Magazine Le Mensuel

Nº 3072 du vendredi 2 décembre 2016

Restauration

Uruguay Street. Après la mort la résurrection

Uruguay Street a subi, de plein fouet, la crise du tourisme et la désertion du centre-ville après les manifestations contre la crise des déchets, il y a un an. Mais les investisseurs à l’origine du projet n’ont pas dit leur dernier mot. La rue sera bientôt transformée en un nouveau concept. Explications.
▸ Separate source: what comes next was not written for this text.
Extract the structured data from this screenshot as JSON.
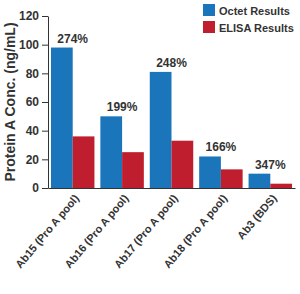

Il s’agissait du premier cluster créé au Liban, en 2011, par deux investisseurs: Rabih Saba et Marwan Ayoub, les associés de la société Ventures (Backyard à Hazmié, The Village à Dbayé…).
«L’idée est partie d’un constat simple, explique Rabih Saba. Solidere est un emplacement de premier choix et stratégique, qui dispose de toutes les composantes d’un centre-ville à l’européenne: des magasins, de jolies rues piétonnes, un cinéma et un cadre idyllique. Mais il n’existait, en 2011, que très peu de restaurants et de bars, comme il peut en exister dans le centre de villes européennes. Nous avons alors imaginé Uruguay Street, un projet de 6 millions de dollars, conçu pour les Libanais et non pas pour une clientèle arabe, comme l’étaient encore la plupart des projets à ce moment. Nous avons loué une vingtaine d’emplacements à Solidere, assuré le marketing, les infrastructures et l’architecture des lieux et sous-loué les emplacements à des bars et des restaurants déjà bien connus au Liban. Notre objectif était de profiter d’un cadre bourré de charme, où de nombreux Libanais travaillent pour faire revivre le centre-ville de Beyrouth».

Absence de régulation
Un emplacement stratégique, un cadre agréable, des tickets moyens abordables… Le projet avait tout pour réussir. «Ce fut le cas entre 2012 et 2013, se souvient Marwan Ayoub. Mais très vite, nous avons subi les conséquences de l’absence d’un Etat et de régulation. Des bars et des restaurants situés un peu plus bas dans la rue ont voulu bénéficier du succès d’Uruguay Street. Toutefois, aucune règle n’était là pour encadrer leur travail. Outre la surconcentration d’établissements sur cette zone, ces bars mettaient la musique beaucoup trop forte, ce qui transforma complètement le concept de la rue qui ciblait les cadres et les trentenaires et qui a commencé à attirer les plus jeunes, faisant fuir notre cœur de cible».
A ces problèmes d’absence de régulation, se sont ajoutées, l’année dernière, les manifestations contre la crise des déchets, qui ont paralysé le centre-ville. «Solidere nous a bien fait grâce de neuf mois de loyers, que nous avons ainsi également épargnés aux bars et aux restaurants avec qui nous travaillions. Mais cela n’a pas suffi à faire revenir les Libanais après les événements, ajoute M. Saba, surtout que le contexte économique n’était déjà pas du tout favorable à ce moment».

Une mort lente
C’est également ce que confirme Solidere, interrogé par Magazine sur les raisons de la fermeture des bars d’Uruguay Street.  «La rue était devenue un véritable point de rencontres pour les universitaires, jeunes actifs et trentenaires, qui venaient se détendre après le travail, pendant les week-ends et durant de grands événements comme la fête de la Musique et le Festival de jazz. Cependant, elle a subi lentement, mais inéluctablement, les effets des développements politiques et sociaux sur sa fréquentation, explique Nayla Abou Aziz, responsable de la communication de Solidere. Petit à petit, le centre-ville s’est éteint, des commerces ont fermé et la rue d’Uruguay a, sans doute, payé le plus lourd tribut».

Un nouveau projet
Mais le duo d’investisseurs ne compte pas s’arrêter là. «Nous ne voulons pas perdre le potentiel si prometteur de ce quartier, insiste M. Saba. Nous travaillons actuellement sur un nouveau projet de cluster à Uruguay, qui concernera moins la nightlife que des restaurants qui ouvriront le midi comme le soir pour un ticket moyen de 25 dollars. Il s’agira d’un concept du type de celui de Backyard de Hazmié ou de The Village de Dbayé. Nous avons renégocié, avec Solidere, les loyers qui ont diminué de moitié et nous ferons bénéficier des mêmes remises les établissements qui souhaitent faire partie du projet. Le pays est sur la bonne voie économique; nous l’espérons en tout cas et nous misons sur cela et sur une reprise de la confiance du consommateur. Nous espérons inaugurer le nouvel espace d’ici six mois».